Worauf du achten solltest

  • Suche vergleichbare Fahrzeuge: gleiches Modell, Jahrgang plus/minus ein Jahr, Kilometerstand plus/minus zwanzigtausend. Weniger als fünf Vergleichsfahrzeuge sind keine Grundlage.

  • Angebotspreise sind keine Verkaufspreise. Rechne bei privaten Inseraten mit einem Abschlag beim Abschluss; bei Händlerpreisen ist der Abstand kleiner.

  • Was den Preis nach oben zieht: lückenloses Serviceheft, ein Vorbesitzer, frische Prüfung, Anhängerkupplung, Allrad, Automatik in der Mittelklasse aufwärts.

  • Was ihn nach unten zieht: fehlende Belege, mehrere Halter in kurzer Zeit, anstehende grosse Wartung, Unfallschaden in der Historie, Raucherfahrzeug.
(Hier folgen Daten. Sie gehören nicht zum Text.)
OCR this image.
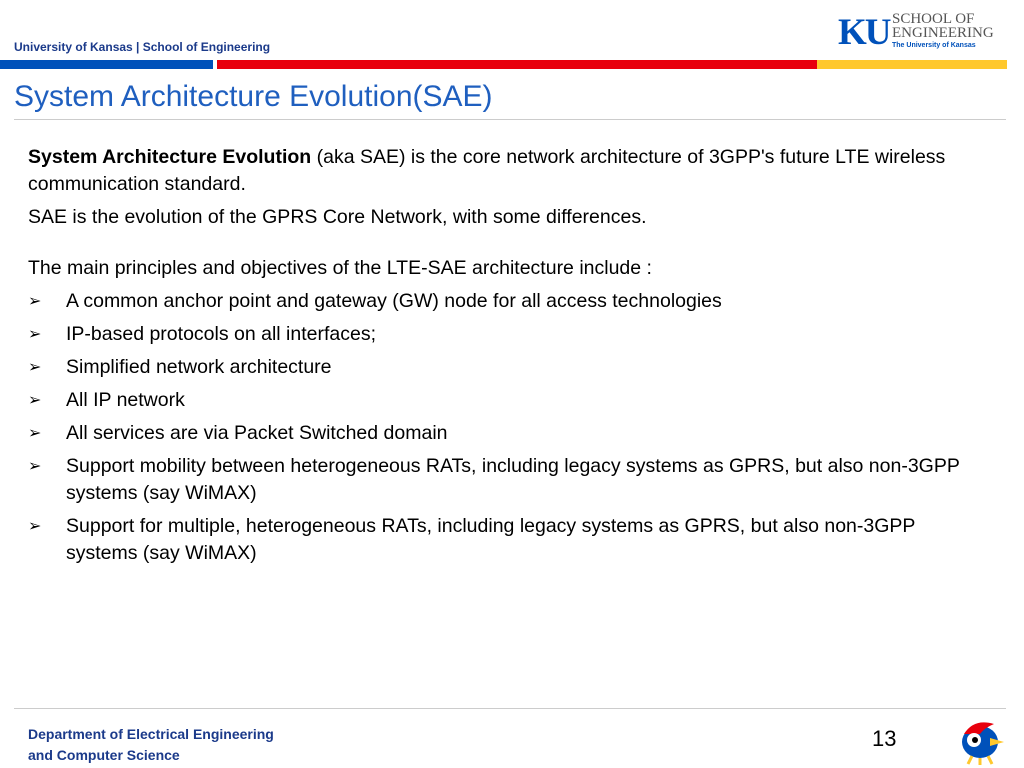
University of Kansas | School of Engineering	KU SCHOOL OF
ENGINEERING
The University of Kansas
System Architecture Evolution(SAE)

System Architecture Evolution (aka SAE) is the core network architecture of 3GPP's future LTE wireless communication standard.

SAE is the evolution of the GPRS Core Network, with some differences.

The main principles and objectives of the LTE-SAE architecture include :

➢ A common anchor point and gateway (GW) node for all access technologies
➢ IP-based protocols on all interfaces;
➢ Simplified network architecture
➢ All IP network
➢ All services are via Packet Switched domain
➢ Support mobility between heterogeneous RATs, including legacy systems as GPRS, but also non-3GPP systems (say WiMAX)
➢ Support for multiple, heterogeneous RATs, including legacy systems as GPRS, but also non-3GPP systems (say WiMAX)
Department of Electrical Engineering
and Computer Science
13
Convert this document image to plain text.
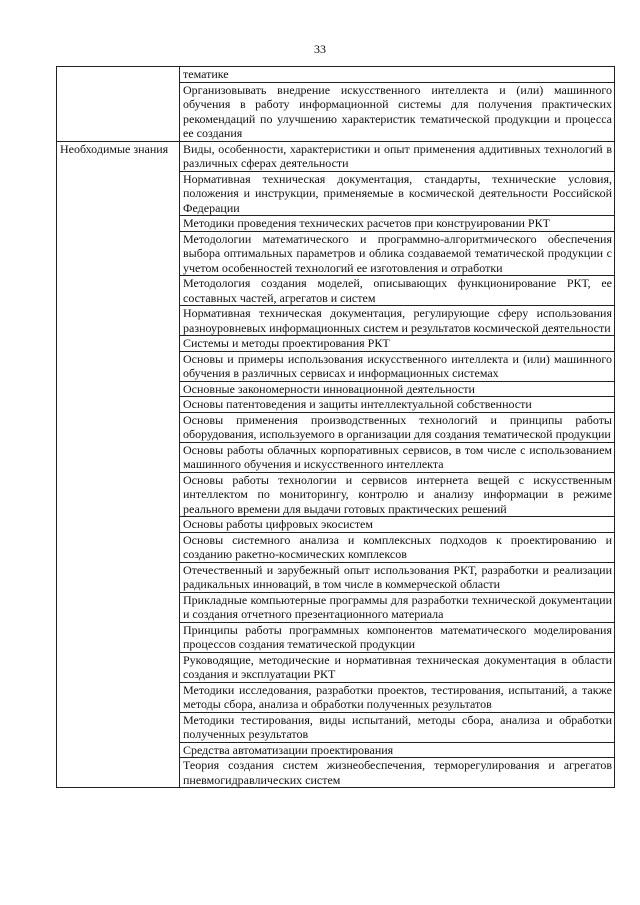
33
	тематике
	Организовывать внедрение искусственного интеллекта и (или) машинного обучения в работу информационной системы для получения практических рекомендаций по улучшению характеристик тематической продукции и процесса ее создания
Необходимые знания	Виды, особенности, характеристики и опыт применения аддитивных технологий в различных сферах деятельности
	Нормативная техническая документация, стандарты, технические условия, положения и инструкции, применяемые в космической деятельности Российской Федерации
	Методики проведения технических расчетов при конструировании РКТ
	Методологии математического и программно-алгоритмического обеспечения выбора оптимальных параметров и облика создаваемой тематической продукции с учетом особенностей технологий ее изготовления и отработки
	Методология создания моделей, описывающих функционирование РКТ, ее составных частей, агрегатов и систем
	Нормативная техническая документация, регулирующие сферу использования разноуровневых информационных систем и результатов космической деятельности
	Системы и методы проектирования РКТ
	Основы и примеры использования искусственного интеллекта и (или) машинного обучения в различных сервисах и информационных системах
	Основные закономерности инновационной деятельности
	Основы патентоведения и защиты интеллектуальной собственности
	Основы применения производственных технологий и принципы работы оборудования, используемого в организации для создания тематической продукции
	Основы работы облачных корпоративных сервисов, в том числе с использованием машинного обучения и искусственного интеллекта
	Основы работы технологии и сервисов интернета вещей с искусственным интеллектом по мониторингу, контролю и анализу информации в режиме реального времени для выдачи готовых практических решений
	Основы работы цифровых экосистем
	Основы системного анализа и комплексных подходов к проектированию и созданию ракетно-космических комплексов
	Отечественный и зарубежный опыт использования РКТ, разработки и реализации радикальных инноваций, в том числе в коммерческой области
	Прикладные компьютерные программы для разработки технической документации и создания отчетного презентационного материала
	Принципы работы программных компонентов математического моделирования процессов создания тематической продукции
	Руководящие, методические и нормативная техническая документация в области создания и эксплуатации РКТ
	Методики исследования, разработки проектов, тестирования, испытаний, а также методы сбора, анализа и обработки полученных результатов
	Методики тестирования, виды испытаний, методы сбора, анализа и обработки полученных результатов
	Средства автоматизации проектирования
	Теория создания систем жизнеобеспечения, терморегулирования и агрегатов пневмогидравлических систем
  • Im europäischen Vergleich lohnt der Blick über die Grenze: dasselbe Modell wird in verschiedenen Märkten unterschiedlich bewertet. Die Suche über 29 Märkte zeigt diesen Unterschied.

Häufige Fragen

Warum gibt es keinen Bewertungsrechner mit einer Zahl?
Weil eine solche Zahl belastbar sein müsste, und dafür braucht es tatsächliche Abschlüsse als Datengrundlage. Eine erfundene Schätzung wäre bequemer, aber sie würde Verkäufer in die Irre führen. Sobald genügend Verkäufe über die Plattform laufen, ist ein Rechner der nächste Schritt.
Soll ich einen Verhandlungspuffer einrechnen?
Einen kleinen, etwa fünf Prozent. Ein grosser Puffer schadet mehr, als er nützt: Suchende filtern nach Preisgrenzen, und wer knapp darüber liegt, erscheint in der Liste gar nicht erst.